Et contre un autre gouvernement minoritaire. Au point de jouer le tout pour le tout pour obtenir la majorité. Au point de se contredire lourdement, disant d'un côté qu'il respectera le verdict de la population, mais de l'autre côté, qu'il n'entend pas travailler avec les partis de l'opposition s'il est réélu à la tête d'un autre gouvernement minoritaire. M. Harper semble se diriger droit vers un mur, le pied à fond sur l'accélérateur, et il risque d'avoir du mal à freiner à temps.
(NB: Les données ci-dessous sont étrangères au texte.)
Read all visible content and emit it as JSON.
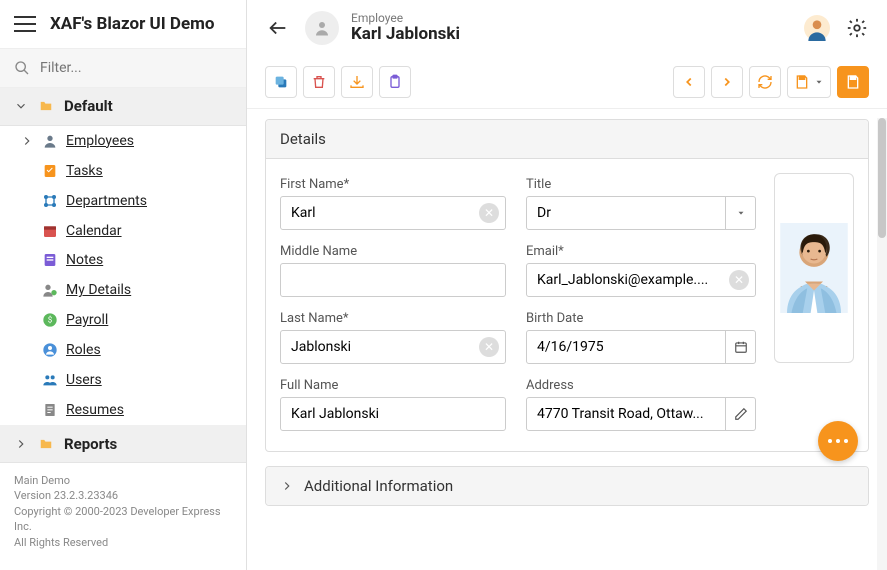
{
  "app": {
    "title": "XAF's Blazor UI Demo"
  },
  "filter": {
    "placeholder": "Filter..."
  },
  "nav": {
    "groups": [
      {
        "label": "Default",
        "expanded": true
      },
      {
        "label": "Reports",
        "expanded": false
      }
    ],
    "items": [
      {
        "label": "Employees",
        "icon": "person-icon",
        "active": true
      },
      {
        "label": "Tasks",
        "icon": "task-icon"
      },
      {
        "label": "Departments",
        "icon": "dept-icon"
      },
      {
        "label": "Calendar",
        "icon": "calendar-icon"
      },
      {
        "label": "Notes",
        "icon": "notes-icon"
      },
      {
        "label": "My Details",
        "icon": "mydetails-icon"
      },
      {
        "label": "Payroll",
        "icon": "payroll-icon"
      },
      {
        "label": "Roles",
        "icon": "roles-icon"
      },
      {
        "label": "Users",
        "icon": "users-icon"
      },
      {
        "label": "Resumes",
        "icon": "resumes-icon"
      }
    ]
  },
  "footer": {
    "l1": "Main Demo",
    "l2": "Version 23.2.3.23346",
    "l3": "Copyright © 2000-2023 Developer Express Inc.",
    "l4": "All Rights Reserved"
  },
  "header": {
    "entityType": "Employee",
    "entityName": "Karl Jablonski"
  },
  "details": {
    "panelTitle": "Details",
    "firstName": {
      "label": "First Name*",
      "value": "Karl"
    },
    "middleName": {
      "label": "Middle Name",
      "value": ""
    },
    "lastName": {
      "label": "Last Name*",
      "value": "Jablonski"
    },
    "fullName": {
      "label": "Full Name",
      "value": "Karl Jablonski"
    },
    "title": {
      "label": "Title",
      "value": "Dr"
    },
    "email": {
      "label": "Email*",
      "value": "Karl_Jablonski@example...."
    },
    "birthDate": {
      "label": "Birth Date",
      "value": "4/16/1975"
    },
    "address": {
      "label": "Address",
      "value": "4770 Transit Road, Ottaw..."
    }
  },
  "additional": {
    "title": "Additional Information"
  },
  "colors": {
    "accent": "#f7941d"
  }
}
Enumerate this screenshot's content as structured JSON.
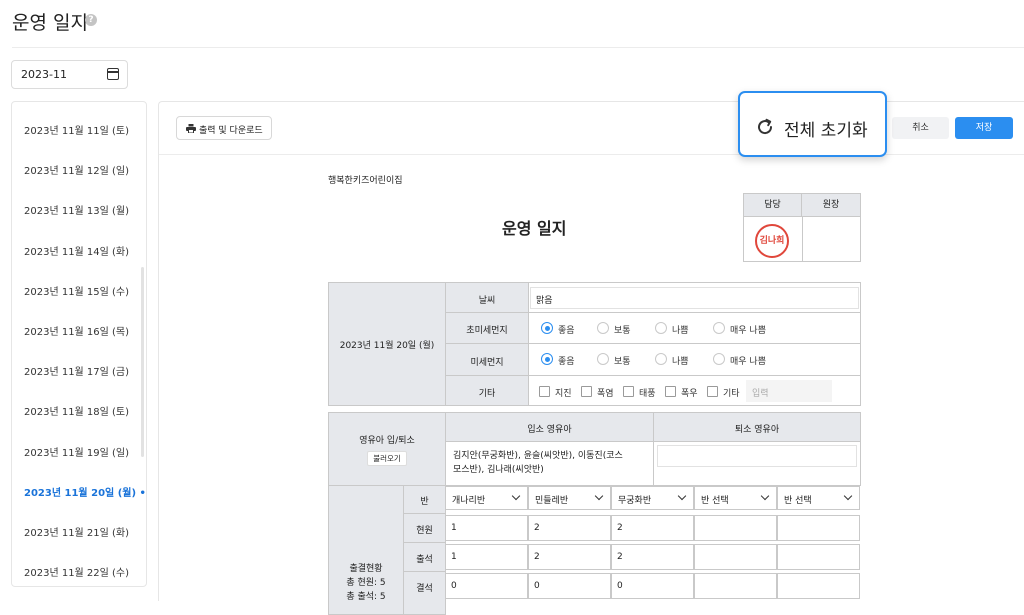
{
  "page": {
    "title": "운영 일지",
    "help_icon": "?"
  },
  "month_picker": {
    "value": "2023-11",
    "icon": "calendar-icon"
  },
  "date_list": [
    {
      "label": "2023년 11월 11일 (토)",
      "selected": false
    },
    {
      "label": "2023년 11월 12일 (일)",
      "selected": false
    },
    {
      "label": "2023년 11월 13일 (월)",
      "selected": false
    },
    {
      "label": "2023년 11월 14일 (화)",
      "selected": false
    },
    {
      "label": "2023년 11월 15일 (수)",
      "selected": false
    },
    {
      "label": "2023년 11월 16일 (목)",
      "selected": false
    },
    {
      "label": "2023년 11월 17일 (금)",
      "selected": false
    },
    {
      "label": "2023년 11월 18일 (토)",
      "selected": false
    },
    {
      "label": "2023년 11월 19일 (일)",
      "selected": false
    },
    {
      "label": "2023년 11월 20일 (월) •",
      "selected": true
    },
    {
      "label": "2023년 11월 21일 (화)",
      "selected": false
    },
    {
      "label": "2023년 11월 22일 (수)",
      "selected": false
    }
  ],
  "toolbar": {
    "print_label": "출력 및 다운로드",
    "reset_label": "전체 초기화",
    "cancel_label": "취소",
    "save_label": "저장",
    "accent": "#2b8ef0"
  },
  "doc": {
    "org": "행복한키즈어린이집",
    "title": "운영 일지",
    "sign": {
      "col1": "담당",
      "col2": "원장",
      "stamp": "김나희"
    },
    "date_label": "2023년 11월 20일 (월)",
    "weather": {
      "label": "날씨",
      "value": "맑음"
    },
    "ultra_fine_dust": {
      "label": "초미세먼지",
      "options": [
        "좋음",
        "보통",
        "나쁨",
        "매우 나쁨"
      ],
      "selected": "좋음"
    },
    "fine_dust": {
      "label": "미세먼지",
      "options": [
        "좋음",
        "보통",
        "나쁨",
        "매우 나쁨"
      ],
      "selected": "좋음"
    },
    "etc": {
      "label": "기타",
      "options": [
        "지진",
        "폭염",
        "태풍",
        "폭우",
        "기타"
      ],
      "placeholder": "입력"
    },
    "inout": {
      "label": "영유아 입/퇴소",
      "load_label": "불러오기",
      "in_header": "입소 영유아",
      "out_header": "퇴소 영유아",
      "in_value_line1": "김지안(무궁화반), 윤슬(씨앗반), 이동진(코스",
      "in_value_line2": "모스반), 김나래(씨앗반)",
      "out_value": ""
    },
    "attendance": {
      "label": "출결현황",
      "total_current": "총 현원: 5",
      "total_attend": "총 출석: 5",
      "class_label": "반",
      "current_label": "현원",
      "attend_label": "출석",
      "absent_label": "결석",
      "classes": [
        "개나리반",
        "민들레반",
        "무궁화반",
        "반 선택",
        "반 선택"
      ],
      "current": [
        "1",
        "2",
        "2",
        "",
        ""
      ],
      "attend": [
        "1",
        "2",
        "2",
        "",
        ""
      ],
      "absent": [
        "0",
        "0",
        "0",
        "",
        ""
      ]
    }
  }
}
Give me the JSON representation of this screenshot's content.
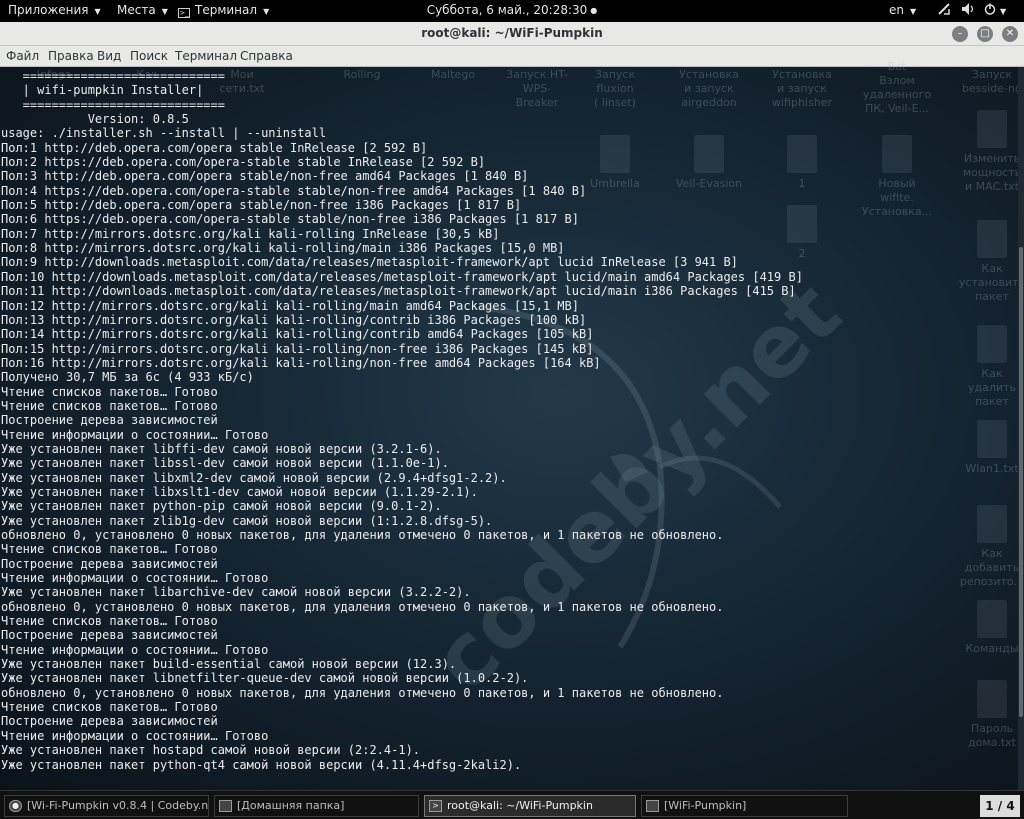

Quant à Gilles Duceppe, il mène sa pire campagne depuis 1997. Pas de gaffe majeure comme en 1997 (il est trop expérimenté pour ça), mais il est tellement prévisible. Peu inspiré, blasé même par moments, et souvent hargneux. À force de rebondir sur les mêmes sujets, sur les mêmes vieux réflexes, le Bloc a usé ses ressorts.

M. Duceppe a aussi commis deux erreurs stratégiques au cours des deux derniers jours. En reconnaissant lui-même que le NPD fait mal au Bloc, d'abord, puis en affirmant qu'un vote pour le NPD est un vote pour les conservateurs.

À ce compte-là, le Bloc ne peut faire mieux que le NPD, soit empêcher les conservateurs d'obtenir une majorité.

Ce nouveau sondage grisera sans doute les néo-démocrates, mais ceux-ci devraient éviter de se réjouir trop vite. Ces appuis sont-ils solides ou passagers? Tiendront-ils jusqu'au 2 mai?

Par ailleurs, le NPD n'a pas, au Québec, la machine pour sortir le vote.

Dans l'entourage de Jack Layton, on espère que le courant se transformera en vague et que cette vague se répercutera en Ontario, qui garde un oeil sur le Québec.

Chose certaine, la marée électorale vient de changer au Québec et c'est le Bloc, aujourd'hui, qui se retrouve en eau trouble.